I’m having some trouble with the word overcompensate. Even with a full blown eating disorder that is disabling in life many people can find some activities or areas in which they behave appropriately. This is partly why a person can hide an eating disorder.
For example, she can pull herself in or extend herself in her work setting and invest herself competently in her job so she appears normal and capable.
This can be a stabilizing factor in an otherwise chaotic life. The people who know her through work would not see the extremes she goes to in other areas and might not have a glimmer of a clue that she has an eating disorder.
The desire to have everything happen RIGHT NOW! (capitals and exclamation point duly noted), is part of the psychological dynamic of an eating disorder.
You can use specific memories from your acting out eating disorder life to give you information about extremes and overcompensation in other realms.
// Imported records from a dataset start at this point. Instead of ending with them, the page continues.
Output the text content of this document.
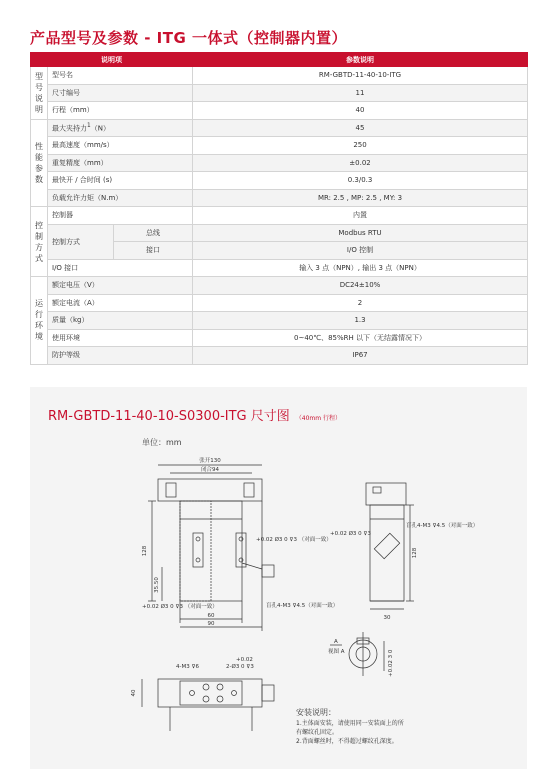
产品型号及参数 - ITG 一体式（控制器内置）
说明项			参数说明
型
号
说
明	型号名		RM-GBTD-11-40-10-ITG
	尺寸编号		11
	行程（mm）		40
性
能
参
数	最大夹持力$^1$（N）		45
	最高速度（mm/s）		250
	重复精度（mm）		±0.02
	最快开 / 合时间 (s)		0.3/0.3
	负载允许力矩（N.m）		MR: 2.5 , MP: 2.5 , MY: 3
控
制
方
式	控制器		内置
	控制方式	总线	Modbus RTU
		接口	I/O 控制
	I/O 接口		输入 3 点（NPN）, 输出 3 点（NPN）
运
行
环
境	额定电压（V）		DC24±10%
	额定电流（A）		2
	质量（kg）		1.3
	使用环境		0~40℃、85%RH 以下（无结露情况下）
	防护等级		IP67
RM-GBTD-11-40-10-S0300-ITG 尺寸图 （40mm 行程）
单位：mm
张开130
闭合94
60
90
128
35.50
30
128
40
+0.02 Ø3 0 ⊽3 （对面一致）
+0.02 Ø3 0 ⊽3 （对面一致）	盲孔4-M3 ⊽4.5（对面一致）
盲孔4-M3 ⊽4.5（对面一致）
+0.02 Ø3 0 ⊽3
4-M3 ⊽6	2-Ø3 0 ⊽3
+0.02
A
视图 A	+0.02 3 0
安装说明：
1.主体面安装，请使用同一安装面上的所
有螺纹孔固定。
2.背面螺丝时，不得超过螺纹孔深度。
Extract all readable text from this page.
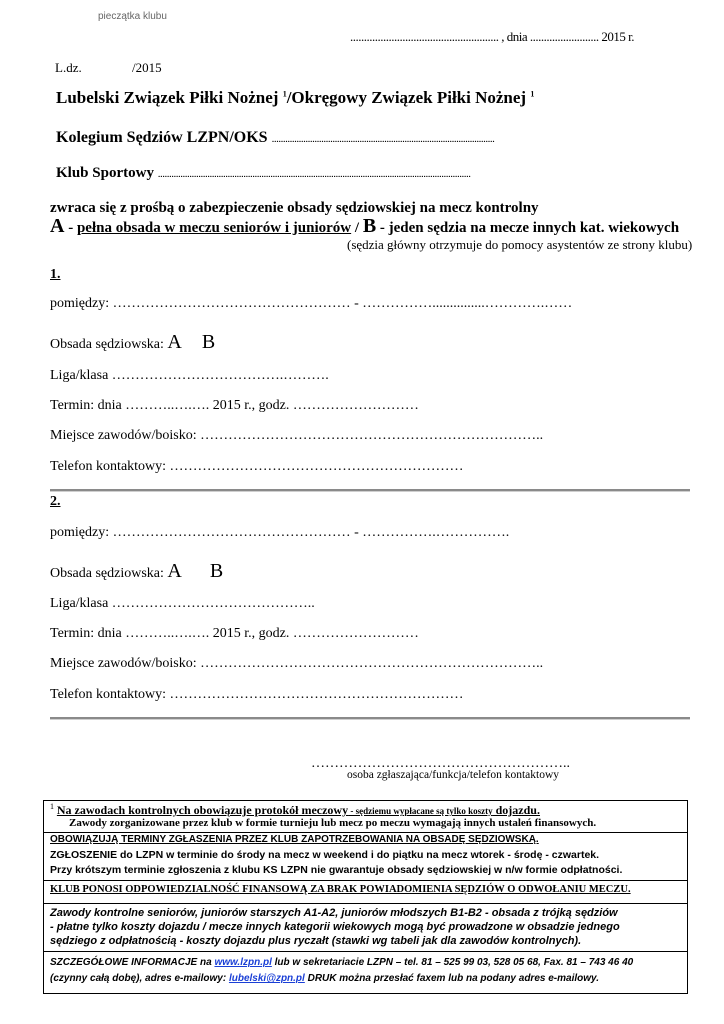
pieczątka klubu
...................................................... , dnia ......................... 2015 r.
L.dz.	/2015
Lubelski Związek Piłki Nożnej $^1$/Okręgowy Związek Piłki Nożnej $^1$
Kolegium Sędziów LZPN/OKS ...................................................................................................
Klub Sportowy ...........................................................................................................................................
zwraca się z prośbą o zabezpieczenie obsady sędziowskiej na mecz kontrolny
A - pełna obsada w meczu seniorów i juniorów / B - jeden sędzia na mecze innych kat. wiekowych
(sędzia główny otrzymuje do pomocy asystentów ze strony klubu)
1.
pomiędzy: …………………………………………… - ……………...............………….……
Obsada sędziowska: A B
Liga/klasa ……………………………….……….
Termin: dnia ………..….…. 2015 r., godz. ………………………
Miejsce zawodów/boisko: ………………………………………………………………..
Telefon kontaktowy: ………………………………………………………
2.
pomiędzy: …………………………………………… - …………….…………….
Obsada sędziowska: A B
Liga/klasa ……………………………………..
Termin: dnia ………..….…. 2015 r., godz. ………………………
Miejsce zawodów/boisko: ………………………………………………………………..
Telefon kontaktowy: ………………………………………………………
………………………………………………..
osoba zgłaszająca/funkcja/telefon kontaktowy
$^1$ Na zawodach kontrolnych obowiązuje protokół meczowy - sędziemu wypłacane są tylko koszty dojazdu.
Zawody zorganizowane przez klub w formie turnieju lub mecz po meczu wymagają innych ustaleń finansowych.
OBOWIĄZUJĄ TERMINY ZGŁASZENIA PRZEZ KLUB ZAPOTRZEBOWANIA NA OBSADĘ SĘDZIOWSKĄ.
ZGŁOSZENIE do LZPN w terminie do środy na mecz w weekend i do piątku na mecz wtorek - środę - czwartek.
Przy krótszym terminie zgłoszenia z klubu KS LZPN nie gwarantuje obsady sędziowskiej w n/w formie odpłatności.
KLUB PONOSI ODPOWIEDZIALNOŚĆ FINANSOWĄ ZA BRAK POWIADOMIENIA SĘDZIÓW O ODWOŁANIU MECZU.
Zawody kontrolne seniorów, juniorów starszych A1-A2, juniorów młodszych B1-B2 - obsada z trójką sędziów
- płatne tylko koszty dojazdu / mecze innych kategorii wiekowych mogą być prowadzone w obsadzie jednego
sędziego z odpłatnością - koszty dojazdu plus ryczałt (stawki wg tabeli jak dla zawodów kontrolnych).
SZCZEGÓŁOWE INFORMACJE na www.lzpn.pl lub w sekretariacie LZPN – tel. 81 – 525 99 03, 528 05 68, Fax. 81 – 743 46 40
(czynny całą dobę), adres e-mailowy: lubelski@zpn.pl DRUK można przesłać faxem lub na podany adres e-mailowy.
The urgent emotion need for instant gratification, like bingeing now and
purging now, affects your attitude in your life and greatly affects your relationships and often your demands with other people.
An AA slogan goes, “We don’t have relationships. We take hostages.” This is a wonderful short cut to addressing your question.
I want what or who I want RIGHT NOW! I want something or someone to go away RIGHT NOW! These feelings are basic to an eating disorder.
If you look at these powerful and urgent feelings you will see that they come from a very young time in a person’s life. It’s normal for a young child to want what they want instantly.
Delaying gratification is part of developing toward maturity. It’s a process that gets short circuited in people who then need to develop an eating disorder to cope.
Thank you for your stimulating question! I may add more to my response and place it in my blog as a post to share with others.